Break-ins had happened around town and “acting on a hunch…police found three fax machines, an answering machine and a telephone at Heather Campsite. A second suspect is being sought.”
What’s shocking isn’t that this kind of thing happened, it’s that people were still using answering machines back then.
Also that week 25 years ago, a Lake Cowichan woman could finally breathe again.
“A man who consistently harassed Kathy Edwards of Lake Cowichan, has been jailed for a year, reports Sgt. Ron Merchant, RCMP. Robert Dean Jago, 24, pleaded guilty to criminal harassment and escaping lawful custody. It was the first time that the new so-called ‘stalker’ law had been invoked here.”
“The man made more than 25 phone calls to Edwards after being jailed, said police. ‘We had to ask the jail to stop it,’ said Merchant. The man had already been jailed for three months and four months respectively for similar incidents.” After a string of break-ins and phone calls to Edwards and her home, the man was arrested.
“Police said that Edwards had received between 800 and 1,000 phone calls altogether.”
40 years ago
Work where you live? It was an idea thrown about but ultimately thrown out in Lake Cowichan 40 years ago this week, according to the Lake News of June 4, 1980.
“Village council Tuesday gave the bum’s rush to a suggestion that the municipality in future hire only those executives willing to live in Lake Cowichan. In addition, aldermen rejected a request by Mayor Ken Douglas that the village hire a lawyer to find out if such a requirement were legal.”
Whose idea was it?
“The suggestion had come in a letter from chamber president Ted Forrest expressing the chamber’s concern that several executive positions in the village were held by non-residents, including that of the village administrator, who lives in the Duncan area,” said the story.
“Staff defended at ‘rowdy’ camp” was also a headline on the front page of the June 4, 1980 Lake News. The story was about folks having a little too much fun camping.

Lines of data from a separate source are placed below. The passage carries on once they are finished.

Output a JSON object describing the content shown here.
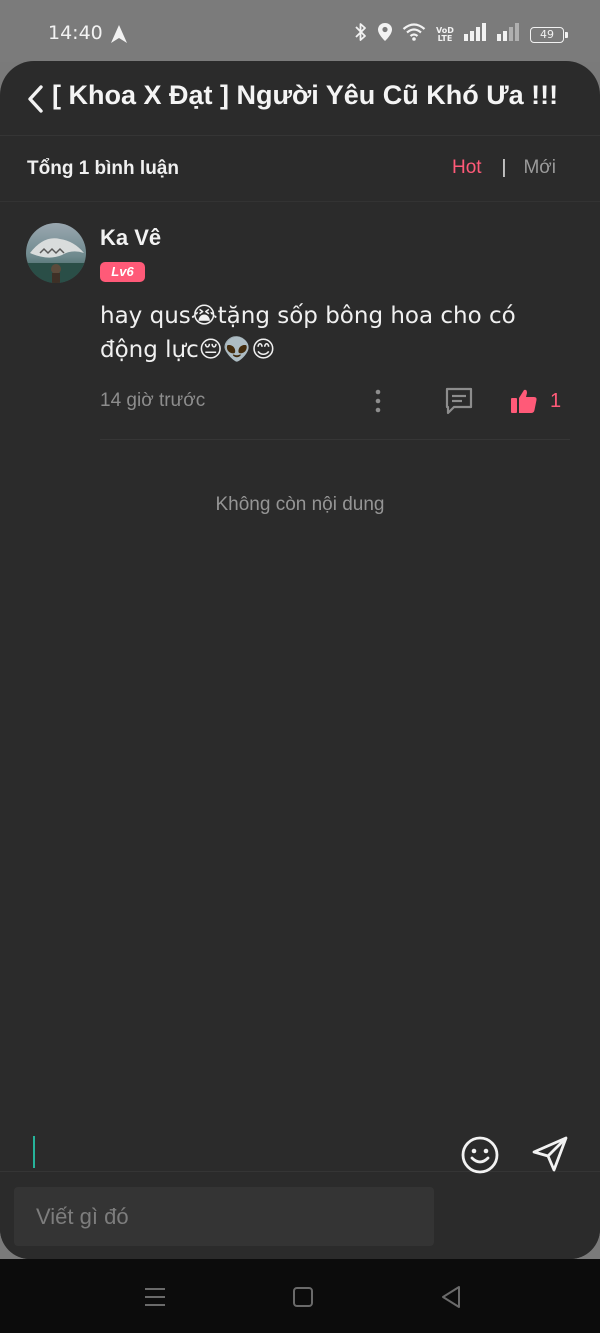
{
  "status_bar": {
    "time": "14:40",
    "volte_line1": "VoD",
    "volte_line2": "LTE",
    "battery": "49",
    "icons": [
      "navigation-arrow-icon",
      "bluetooth-icon",
      "location-icon",
      "wifi-icon",
      "volte-icon",
      "signal-icon",
      "signal-icon",
      "battery-icon"
    ]
  },
  "header": {
    "title": "[ Khoa X Đạt ] Người Yêu Cũ Khó Ưa !!!",
    "back_icon": "chevron-left-icon"
  },
  "subheader": {
    "total": "Tổng 1 bình luận",
    "sort_hot": "Hot",
    "sort_separator": "|",
    "sort_new": "Mới"
  },
  "comment": {
    "user": "Ka Vê",
    "level": "Lv6",
    "text": "hay qus😭tặng sốp bông hoa cho có động lực😔👽😊",
    "time": "14 giờ trước",
    "likes": "1"
  },
  "empty_state": "Không còn nội dung",
  "input": {
    "placeholder": "Viết gì đó"
  },
  "colors": {
    "accent": "#ff5a78",
    "background": "#2b2b2b",
    "status_bar": "#7b7b7b",
    "caret": "#26b39a"
  }
}
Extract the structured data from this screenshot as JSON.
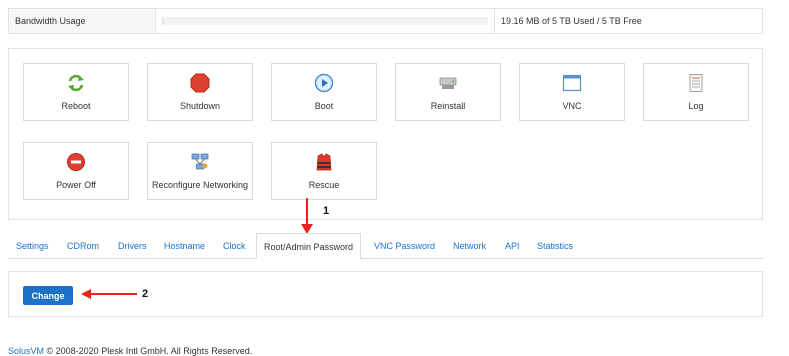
{
  "bandwidth": {
    "label": "Bandwidth Usage",
    "used_fraction": 0.004,
    "text": "19.16 MB of 5 TB Used / 5 TB Free"
  },
  "actions": [
    {
      "label": "Reboot",
      "icon": "refresh-arrows-icon"
    },
    {
      "label": "Shutdown",
      "icon": "stop-octagon-icon"
    },
    {
      "label": "Boot",
      "icon": "play-circle-icon"
    },
    {
      "label": "Reinstall",
      "icon": "drive-icon"
    },
    {
      "label": "VNC",
      "icon": "window-icon"
    },
    {
      "label": "Log",
      "icon": "notepad-icon"
    },
    {
      "label": "Power Off",
      "icon": "no-entry-icon"
    },
    {
      "label": "Reconfigure Networking",
      "icon": "network-icon"
    },
    {
      "label": "Rescue",
      "icon": "life-vest-icon"
    }
  ],
  "tabs": [
    {
      "label": "Settings",
      "active": false
    },
    {
      "label": "CDRom",
      "active": false
    },
    {
      "label": "Drivers",
      "active": false
    },
    {
      "label": "Hostname",
      "active": false
    },
    {
      "label": "Clock",
      "active": false
    },
    {
      "label": "Root/Admin Password",
      "active": true
    },
    {
      "label": "VNC Password",
      "active": false
    },
    {
      "label": "Network",
      "active": false
    },
    {
      "label": "API",
      "active": false
    },
    {
      "label": "Statistics",
      "active": false
    }
  ],
  "change_button": "Change",
  "annotations": {
    "one": "1",
    "two": "2"
  },
  "footer": {
    "link": "SolusVM",
    "text": " © 2008-2020 Plesk Intl GmbH. All Rights Reserved."
  },
  "colors": {
    "accent": "#1a73c8",
    "annotation_arrow": "#e8231b"
  }
}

“Loud parties at public campsites — the subject of RCMP round-ups at both Gordon Bay and Skutz Falls recently — are a constant problem, especially on long holiday weekends, according to a provincial Parks Branch official.
“At the Gordon Bay campsite near Honeymoon Bay over the Victoria Day weekend… the campers were all ‘being crazy or stupid.’”
“The drunken carousing at all hours does get out of hand at Gordon Bay…because it is such a popular spot.”